I really believe that Chicago provides the best legal education possbile (with the exception of maybe Yale)
I do not understand all of the hate for Chicago on TLS and other 0L sites, but it is stark contrast from what you get in both the professional and academic world-- which is really all that matters. I can't stand the collective insecurity and upsmanship on this site. It is an honor to attend any top school, and insulting the education of others does little except for some momentary and pathetic self-gratification.

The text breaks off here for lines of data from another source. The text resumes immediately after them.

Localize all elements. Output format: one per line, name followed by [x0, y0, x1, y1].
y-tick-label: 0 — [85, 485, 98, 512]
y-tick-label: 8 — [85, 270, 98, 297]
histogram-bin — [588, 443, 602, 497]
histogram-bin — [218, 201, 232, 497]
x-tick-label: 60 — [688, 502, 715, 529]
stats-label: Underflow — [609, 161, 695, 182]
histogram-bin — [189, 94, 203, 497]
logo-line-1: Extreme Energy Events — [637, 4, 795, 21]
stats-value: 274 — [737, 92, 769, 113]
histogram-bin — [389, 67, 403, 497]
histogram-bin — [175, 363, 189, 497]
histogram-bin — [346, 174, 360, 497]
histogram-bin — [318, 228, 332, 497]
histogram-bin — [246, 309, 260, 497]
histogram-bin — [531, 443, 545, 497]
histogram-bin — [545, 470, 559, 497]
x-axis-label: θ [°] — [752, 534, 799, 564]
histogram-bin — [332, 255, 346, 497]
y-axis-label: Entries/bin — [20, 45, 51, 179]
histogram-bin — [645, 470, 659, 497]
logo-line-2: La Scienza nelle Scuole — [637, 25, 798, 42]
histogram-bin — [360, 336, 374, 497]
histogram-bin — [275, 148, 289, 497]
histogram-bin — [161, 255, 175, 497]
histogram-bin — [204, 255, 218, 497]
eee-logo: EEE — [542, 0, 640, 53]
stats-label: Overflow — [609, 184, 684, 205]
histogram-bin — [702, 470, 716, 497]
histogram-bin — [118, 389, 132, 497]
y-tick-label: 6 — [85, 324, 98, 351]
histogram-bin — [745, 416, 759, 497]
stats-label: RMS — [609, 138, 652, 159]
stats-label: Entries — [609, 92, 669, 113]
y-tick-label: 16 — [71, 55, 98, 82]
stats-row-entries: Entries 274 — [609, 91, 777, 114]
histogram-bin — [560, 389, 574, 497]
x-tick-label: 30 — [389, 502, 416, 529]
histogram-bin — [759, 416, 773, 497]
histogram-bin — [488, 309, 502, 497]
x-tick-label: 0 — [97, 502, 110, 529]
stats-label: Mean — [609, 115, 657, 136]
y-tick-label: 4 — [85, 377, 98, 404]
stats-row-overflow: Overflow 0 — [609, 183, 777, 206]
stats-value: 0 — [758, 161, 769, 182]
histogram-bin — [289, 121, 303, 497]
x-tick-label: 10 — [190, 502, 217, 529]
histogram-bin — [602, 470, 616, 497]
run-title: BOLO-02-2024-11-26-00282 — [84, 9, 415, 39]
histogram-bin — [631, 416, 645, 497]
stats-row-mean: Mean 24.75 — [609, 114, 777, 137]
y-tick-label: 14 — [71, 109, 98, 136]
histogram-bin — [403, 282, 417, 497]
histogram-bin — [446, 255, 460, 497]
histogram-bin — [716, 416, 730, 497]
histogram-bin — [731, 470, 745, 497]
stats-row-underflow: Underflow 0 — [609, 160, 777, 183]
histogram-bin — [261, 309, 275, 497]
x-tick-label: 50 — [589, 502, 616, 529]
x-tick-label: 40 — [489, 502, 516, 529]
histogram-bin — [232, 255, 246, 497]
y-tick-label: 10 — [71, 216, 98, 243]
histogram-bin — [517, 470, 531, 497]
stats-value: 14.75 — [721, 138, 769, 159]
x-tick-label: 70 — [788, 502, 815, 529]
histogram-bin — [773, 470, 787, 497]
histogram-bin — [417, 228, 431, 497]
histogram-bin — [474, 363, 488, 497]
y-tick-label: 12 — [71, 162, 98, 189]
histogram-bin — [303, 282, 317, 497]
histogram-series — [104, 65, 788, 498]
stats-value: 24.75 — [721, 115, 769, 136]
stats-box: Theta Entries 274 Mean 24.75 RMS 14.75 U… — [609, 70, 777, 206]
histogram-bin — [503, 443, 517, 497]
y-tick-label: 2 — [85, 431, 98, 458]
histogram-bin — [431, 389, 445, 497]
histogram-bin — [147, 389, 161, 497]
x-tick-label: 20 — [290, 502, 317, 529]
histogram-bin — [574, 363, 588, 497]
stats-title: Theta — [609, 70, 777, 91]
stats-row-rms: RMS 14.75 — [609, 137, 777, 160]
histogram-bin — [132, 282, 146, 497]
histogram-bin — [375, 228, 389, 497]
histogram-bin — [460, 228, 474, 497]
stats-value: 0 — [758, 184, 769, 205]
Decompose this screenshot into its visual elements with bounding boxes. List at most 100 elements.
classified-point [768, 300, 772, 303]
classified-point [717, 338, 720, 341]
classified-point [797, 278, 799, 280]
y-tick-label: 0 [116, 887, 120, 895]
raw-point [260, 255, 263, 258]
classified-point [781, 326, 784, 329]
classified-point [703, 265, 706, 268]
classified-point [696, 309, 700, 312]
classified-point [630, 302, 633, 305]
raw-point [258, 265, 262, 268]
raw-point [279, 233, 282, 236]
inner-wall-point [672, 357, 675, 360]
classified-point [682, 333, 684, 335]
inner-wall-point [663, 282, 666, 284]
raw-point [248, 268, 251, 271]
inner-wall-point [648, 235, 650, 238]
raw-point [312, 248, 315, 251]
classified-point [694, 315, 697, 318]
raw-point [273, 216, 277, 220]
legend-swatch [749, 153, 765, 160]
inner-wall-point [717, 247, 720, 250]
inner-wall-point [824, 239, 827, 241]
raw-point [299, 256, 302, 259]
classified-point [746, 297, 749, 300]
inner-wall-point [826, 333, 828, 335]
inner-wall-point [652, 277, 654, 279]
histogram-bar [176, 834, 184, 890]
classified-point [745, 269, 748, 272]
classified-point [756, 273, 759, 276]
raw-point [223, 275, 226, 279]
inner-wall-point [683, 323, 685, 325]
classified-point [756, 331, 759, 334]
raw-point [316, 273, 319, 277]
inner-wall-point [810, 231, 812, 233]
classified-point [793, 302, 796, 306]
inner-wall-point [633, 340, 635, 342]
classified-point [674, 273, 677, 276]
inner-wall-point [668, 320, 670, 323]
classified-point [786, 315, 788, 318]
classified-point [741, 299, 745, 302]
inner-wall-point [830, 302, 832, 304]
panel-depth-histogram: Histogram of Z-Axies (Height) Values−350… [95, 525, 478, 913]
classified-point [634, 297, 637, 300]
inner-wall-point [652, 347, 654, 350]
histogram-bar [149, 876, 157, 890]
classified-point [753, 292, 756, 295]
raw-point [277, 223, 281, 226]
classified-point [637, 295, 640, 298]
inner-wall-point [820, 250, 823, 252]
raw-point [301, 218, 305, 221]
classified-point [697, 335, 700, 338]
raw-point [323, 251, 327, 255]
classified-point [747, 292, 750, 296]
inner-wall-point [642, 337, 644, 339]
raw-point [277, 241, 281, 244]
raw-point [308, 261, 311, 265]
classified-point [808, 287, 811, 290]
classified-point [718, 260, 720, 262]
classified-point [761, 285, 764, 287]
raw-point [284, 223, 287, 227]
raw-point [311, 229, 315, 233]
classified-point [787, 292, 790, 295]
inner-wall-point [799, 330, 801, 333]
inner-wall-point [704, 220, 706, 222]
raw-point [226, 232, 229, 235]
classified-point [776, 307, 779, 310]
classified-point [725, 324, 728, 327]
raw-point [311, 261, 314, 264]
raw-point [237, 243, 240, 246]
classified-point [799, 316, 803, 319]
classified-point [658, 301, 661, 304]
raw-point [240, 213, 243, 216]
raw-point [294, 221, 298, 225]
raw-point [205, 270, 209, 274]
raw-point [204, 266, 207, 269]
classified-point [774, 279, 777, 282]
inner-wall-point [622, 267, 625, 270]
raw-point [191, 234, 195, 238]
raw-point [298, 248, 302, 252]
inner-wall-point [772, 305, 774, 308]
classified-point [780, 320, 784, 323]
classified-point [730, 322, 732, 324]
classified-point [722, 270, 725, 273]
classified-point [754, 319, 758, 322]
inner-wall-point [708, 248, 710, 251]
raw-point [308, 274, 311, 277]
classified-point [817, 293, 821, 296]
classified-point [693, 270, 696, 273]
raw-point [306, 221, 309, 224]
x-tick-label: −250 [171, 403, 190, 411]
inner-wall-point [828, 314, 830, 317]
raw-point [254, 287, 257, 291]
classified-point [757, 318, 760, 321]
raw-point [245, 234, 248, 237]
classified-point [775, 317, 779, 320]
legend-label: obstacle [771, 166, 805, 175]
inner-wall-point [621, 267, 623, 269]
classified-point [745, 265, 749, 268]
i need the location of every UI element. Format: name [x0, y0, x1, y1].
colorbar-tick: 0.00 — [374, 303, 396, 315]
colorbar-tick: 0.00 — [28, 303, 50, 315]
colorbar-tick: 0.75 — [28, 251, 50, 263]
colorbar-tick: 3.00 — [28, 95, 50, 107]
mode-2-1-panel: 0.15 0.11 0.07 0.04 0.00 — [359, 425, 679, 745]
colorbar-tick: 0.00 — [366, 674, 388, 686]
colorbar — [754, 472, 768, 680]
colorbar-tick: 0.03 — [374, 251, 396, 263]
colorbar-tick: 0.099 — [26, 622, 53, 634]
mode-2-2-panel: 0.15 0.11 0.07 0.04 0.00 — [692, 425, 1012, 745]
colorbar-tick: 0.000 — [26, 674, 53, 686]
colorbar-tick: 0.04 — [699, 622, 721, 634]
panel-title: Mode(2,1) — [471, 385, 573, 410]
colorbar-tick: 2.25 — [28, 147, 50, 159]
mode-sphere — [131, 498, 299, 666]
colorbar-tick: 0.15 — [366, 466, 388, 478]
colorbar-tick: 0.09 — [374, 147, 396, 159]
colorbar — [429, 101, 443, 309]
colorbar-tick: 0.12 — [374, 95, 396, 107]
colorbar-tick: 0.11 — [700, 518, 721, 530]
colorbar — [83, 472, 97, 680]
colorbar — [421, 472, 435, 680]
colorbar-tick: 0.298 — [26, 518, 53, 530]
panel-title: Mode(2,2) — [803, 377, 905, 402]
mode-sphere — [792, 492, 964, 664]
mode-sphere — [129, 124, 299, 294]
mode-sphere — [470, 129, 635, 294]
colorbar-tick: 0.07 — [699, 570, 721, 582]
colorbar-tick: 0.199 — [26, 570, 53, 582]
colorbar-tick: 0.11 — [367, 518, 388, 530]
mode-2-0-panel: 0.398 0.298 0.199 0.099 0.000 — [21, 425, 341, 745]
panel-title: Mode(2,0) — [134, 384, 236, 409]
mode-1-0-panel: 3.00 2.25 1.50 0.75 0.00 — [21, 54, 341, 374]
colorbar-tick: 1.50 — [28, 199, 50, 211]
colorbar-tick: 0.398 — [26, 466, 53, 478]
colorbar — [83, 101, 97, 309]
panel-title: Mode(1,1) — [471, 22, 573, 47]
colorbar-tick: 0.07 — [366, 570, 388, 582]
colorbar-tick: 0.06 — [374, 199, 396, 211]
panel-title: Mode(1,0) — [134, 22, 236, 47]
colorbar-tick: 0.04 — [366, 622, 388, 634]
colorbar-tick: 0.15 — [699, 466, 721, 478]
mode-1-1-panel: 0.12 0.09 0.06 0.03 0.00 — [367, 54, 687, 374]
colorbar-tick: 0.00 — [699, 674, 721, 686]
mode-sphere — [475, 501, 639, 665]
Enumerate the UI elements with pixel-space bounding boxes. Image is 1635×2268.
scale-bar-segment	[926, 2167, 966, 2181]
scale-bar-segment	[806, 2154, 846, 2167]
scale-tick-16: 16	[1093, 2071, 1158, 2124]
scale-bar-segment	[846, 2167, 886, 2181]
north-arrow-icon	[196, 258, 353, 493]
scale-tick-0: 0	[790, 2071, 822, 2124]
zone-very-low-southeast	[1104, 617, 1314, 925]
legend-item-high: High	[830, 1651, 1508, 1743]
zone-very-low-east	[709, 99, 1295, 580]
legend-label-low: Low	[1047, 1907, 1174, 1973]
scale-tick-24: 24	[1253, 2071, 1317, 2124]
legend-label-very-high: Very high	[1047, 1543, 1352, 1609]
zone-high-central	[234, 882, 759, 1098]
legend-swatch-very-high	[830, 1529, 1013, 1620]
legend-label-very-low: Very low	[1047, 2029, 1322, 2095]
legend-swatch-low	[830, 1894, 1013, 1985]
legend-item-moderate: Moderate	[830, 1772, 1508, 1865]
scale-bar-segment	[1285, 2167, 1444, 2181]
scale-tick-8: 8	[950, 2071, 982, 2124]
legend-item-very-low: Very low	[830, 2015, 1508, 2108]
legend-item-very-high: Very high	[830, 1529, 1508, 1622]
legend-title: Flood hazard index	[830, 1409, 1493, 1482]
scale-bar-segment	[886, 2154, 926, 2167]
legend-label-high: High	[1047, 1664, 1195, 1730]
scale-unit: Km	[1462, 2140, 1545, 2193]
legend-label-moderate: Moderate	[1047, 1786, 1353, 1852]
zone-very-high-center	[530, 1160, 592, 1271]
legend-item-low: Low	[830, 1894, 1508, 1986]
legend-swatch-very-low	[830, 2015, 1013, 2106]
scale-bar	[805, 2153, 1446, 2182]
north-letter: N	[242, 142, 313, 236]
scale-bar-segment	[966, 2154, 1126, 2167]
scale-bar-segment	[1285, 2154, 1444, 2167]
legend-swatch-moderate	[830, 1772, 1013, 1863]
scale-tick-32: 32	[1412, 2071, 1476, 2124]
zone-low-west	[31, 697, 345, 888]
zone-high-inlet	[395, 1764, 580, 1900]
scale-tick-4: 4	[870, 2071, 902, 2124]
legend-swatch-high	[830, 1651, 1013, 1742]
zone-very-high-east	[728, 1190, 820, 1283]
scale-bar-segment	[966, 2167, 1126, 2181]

No, it's your comment that is drenched in insecurity. Secure people don't need to run around saying that they go to a peer to Harvard. Secure people know their school is acceptably top notch and that anything is possible upon graduation but that it is not quite as selective as Harvard, Yale, or Stanford. I don't deny that Chicago is a good school (though I turned it down almost instantly upon admission), but it simply doesn't require the same level of achievement to be admitted. People get disgusted with the Chicago crowd because they are so obviously insecure about their place in the pecking order and constantly troll around online trying to get other people to believe that it's actually full of people who decided to turn down Harvard, when numbers and experience tell us it clearly isn't. You can get into Chicago with a 3.5 and a 170.